ダイスケ 観光という字は、「光を観る」と書くじゃないですか。

―― 本当だ。

ダイスケ だから、観光業というのは、「光を観せる」仕事だと思っているんです。イルカという光を一番いいポジションで観れる場所に連れて行っている。

―― そこに導くガイドですものね。

ダイスケ はい。その日によってコンディションが違うし、イルカの数も種類も違うから、お客さんたちに合ったガイドをするようにしています。

―― ダイスケさん自身は、これからガイドを続けるに当たって、自然との向き合い方が変わると思います?

ダイスケ 変わります。

―― どう変わる?

ダイスケ 前から感謝はできていたつもりなんですけれども、当たり前になっていた。当たり前にご飯を食べたり、こうやってしゃべったり。全てが当たり前になっていたと思うんですね。人と出会えること、遊びに行けること、ご飯が食べられること。

―― そうだよね。

「次世代の子どもたちへつなげていきたい」。息子さんともに海に入るダイスケさん(写真提供/Dolphin Eyes)
「次世代の子どもたちへつなげていきたい」。息子さんともに海に入るダイスケさん(写真提供/Dolphin Eyes)
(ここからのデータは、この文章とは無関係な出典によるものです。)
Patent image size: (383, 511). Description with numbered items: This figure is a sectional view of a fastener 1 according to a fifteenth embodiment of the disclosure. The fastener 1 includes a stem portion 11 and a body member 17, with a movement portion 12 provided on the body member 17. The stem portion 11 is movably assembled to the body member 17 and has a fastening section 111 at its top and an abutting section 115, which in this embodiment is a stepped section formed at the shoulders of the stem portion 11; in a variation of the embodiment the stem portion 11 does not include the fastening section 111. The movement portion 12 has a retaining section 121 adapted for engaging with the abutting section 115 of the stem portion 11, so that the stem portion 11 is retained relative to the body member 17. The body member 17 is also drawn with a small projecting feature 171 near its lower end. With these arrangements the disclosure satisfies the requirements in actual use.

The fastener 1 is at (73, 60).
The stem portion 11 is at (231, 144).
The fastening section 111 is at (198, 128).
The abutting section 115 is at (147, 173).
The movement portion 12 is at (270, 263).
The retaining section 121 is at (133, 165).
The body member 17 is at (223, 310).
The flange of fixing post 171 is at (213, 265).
ダイスケ この2カ月で食料不足も考えないといけなかったし。自分に子どももいて、地球の自然の素晴らしさを次世代の子たちにバトンタッチしていかないといけないのに、うちらの世代で止めちゃうのは絶対いけないと思うから。そういうことも全部踏まえた上で変わっていかないと、また第2波、第3波が来るかもしれない。今回のコロナの一件で、心の準備や気持ちが変わっていない人は第2波に耐えられるのかなと。深刻な話ですけれども。

―― ダイスケさんは、そういう意味では、海に入れないときからガラっと考え方を変えて焦ったりイライラしたりすることなく、これを受け入れた。
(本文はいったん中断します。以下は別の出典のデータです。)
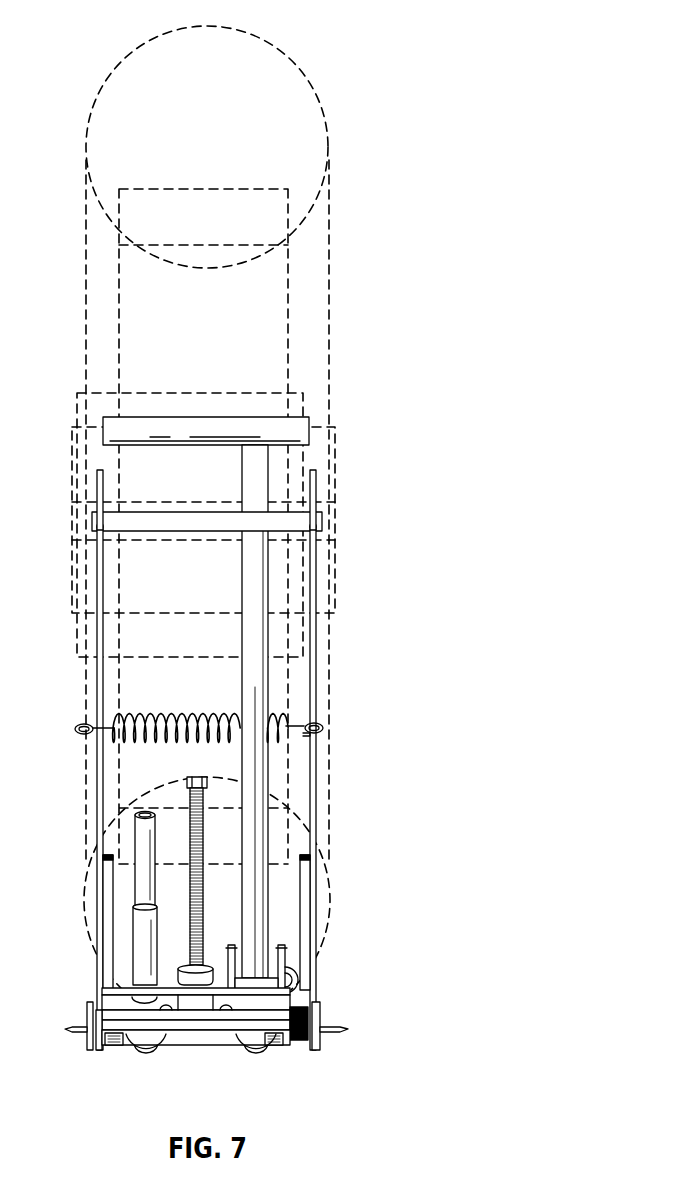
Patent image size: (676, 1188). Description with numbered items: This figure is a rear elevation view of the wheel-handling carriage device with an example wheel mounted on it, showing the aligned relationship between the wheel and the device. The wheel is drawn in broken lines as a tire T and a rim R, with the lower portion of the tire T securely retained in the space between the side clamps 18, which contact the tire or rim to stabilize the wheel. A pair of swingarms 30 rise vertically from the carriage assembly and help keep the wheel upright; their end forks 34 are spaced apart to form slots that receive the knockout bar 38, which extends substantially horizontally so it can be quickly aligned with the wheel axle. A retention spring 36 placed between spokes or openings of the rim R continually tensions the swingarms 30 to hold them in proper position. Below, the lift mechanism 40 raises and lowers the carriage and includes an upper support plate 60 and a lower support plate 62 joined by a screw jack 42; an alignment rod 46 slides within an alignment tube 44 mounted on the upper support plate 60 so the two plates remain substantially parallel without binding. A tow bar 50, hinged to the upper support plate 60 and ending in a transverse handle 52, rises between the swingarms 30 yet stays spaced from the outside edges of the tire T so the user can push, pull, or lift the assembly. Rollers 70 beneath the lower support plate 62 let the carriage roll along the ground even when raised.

ダイスケ いやいや、めちゃめちゃ焦ったし、イライラもしていた。でも、家族のおかげで、冷静になりました。ケンカすることもなく、ドンと構えてくれている奥さんがいたから。

―― まさに、ステイホームは、家族への感謝と絆を深める時間だったんですね。

ダイスケ 本当にそうですね。ありがたいですね。